Resentment is the “number one” offender. It destroys more alcoholics than anything else. From it stem all forms of spiritual disease, for we have been not only mentally and physically ill, we have been spiritually sick. When the spirituality malady is overcome, we straighten out mentally and physically. . . . It is plain that a life which includes deep resentment leads only to futility and unhappiness. . . . [T]his business of resentment is infinitely grave. We found that it is fatal. . . . If we were to live, we had to be free of anger. . . . They [resentments] may be the dubious luxury of normal men, but for alcoholics these things are poison. (p. 64-66)
On the other hand, there are the scientific psychologists (as opposed to the transpersonal therapists), like Susan Forward, in Toxic Parents, and Laura Davis, in The Courage to Heal, who proclaim that forgiveness is not necessarily a part of the recovery process—it might even be dangerous. In talking about recovering from an abusive childhood, Susan Forward says this:
At this point, you may be asking yourself, “Isn’t the first step to forgive my parents?” My answer is no. . . . t is not necessary to forgive your parents in order to feel better about yourself and to change your life. . . . Why in the world should you “Pardon” a father who terrorized and battered you, who made your childhood a living hell? ... Early in my professional career I too believed that to forgive people who had injured you, especially your parents, was an important part of the healing process. . . . The more I thought about it, the more I realized that this absolution was really another form of denial. . . . One of the most dangerous things about forgiveness is that it undercuts your ability to let go of your pent-up emotions. How can you acknowledge your anger against a parent whom you’ve already forgiven? (pp 187-189)
Of course, Jesus, Bill Wilson and Susan Forward are all right. Surprise! Bill Wilson’s suggestion about letting go of resentment is helpful and realistic. If we stop hating people we feel better about ourselves and others. Then we are less likely to turn to mood-altering experiences that can harm us. Susan Forward is correct when she says that we must own our anger before we forgive. Anger is honest. Anger in the right setting is therapeutic. Anger can lead to justice. Anger can free us from tyranny. So timing is everything. And by coming out against forgiveness Forward allows us to take our time without shame. But anger can also hurt if it turns into resentment. (Resentment is anger re-visited over and over again when we least want or expect it.) And resentment can easily lead to revenge and even Forward, in her book, is not in favor of this. So Christ is correct when he tells us to forgive for our own good. After all, anger led to the death of Abel. (Genesis 4)

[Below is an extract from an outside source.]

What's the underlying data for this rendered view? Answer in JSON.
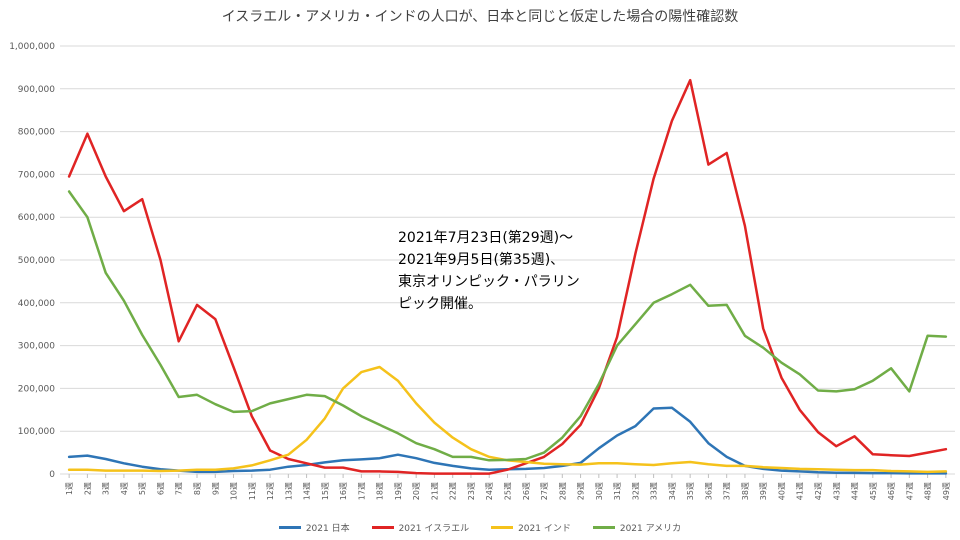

I, personally, subscribe to all of the ideologies discussed above. I want to be free to feel my anger without guilt or shame, but I also want to forgive others who hurt me so that I can please God and be benevolent to my fellow human beings. But most of all, I believe in the concept of forgiveness because I desperately want to forgive myself. When I realized that my mom was my scapegoat and that I was angry at her to avoid my own guilt and shame, I was basically discovering that I had not forgiven myself. Furthermore, I intuitively knew that if I could let go of my anger at myself, my shame and guilt and self-loathing would quickly follow. This, in turn would raise myself esteem and I would feel better.
I want to add, for the sake of those who are afraid to let go of their anger, that you do not have to like the person who hurt you or continue to let that person abuse you. You don’t even have to feel obligated to associate with that person. Sometimes, you can only love your neighbor/enemy from a distance.
I have also come to realize that forgiveness is not a constant state. It ebbs and flows like the tide. I sometimes feel no resentment about those who hurt me and other times I feel the anger all over again. But this does mean I have not progressed. I have found that as long as I ask God for the strength to release my anger, or I announce in a 12-Step meeting that I am going to “turn it over,” or I tell my therapist I am really tired of these rage dreams and want them to go away, that the anger comes less and less often.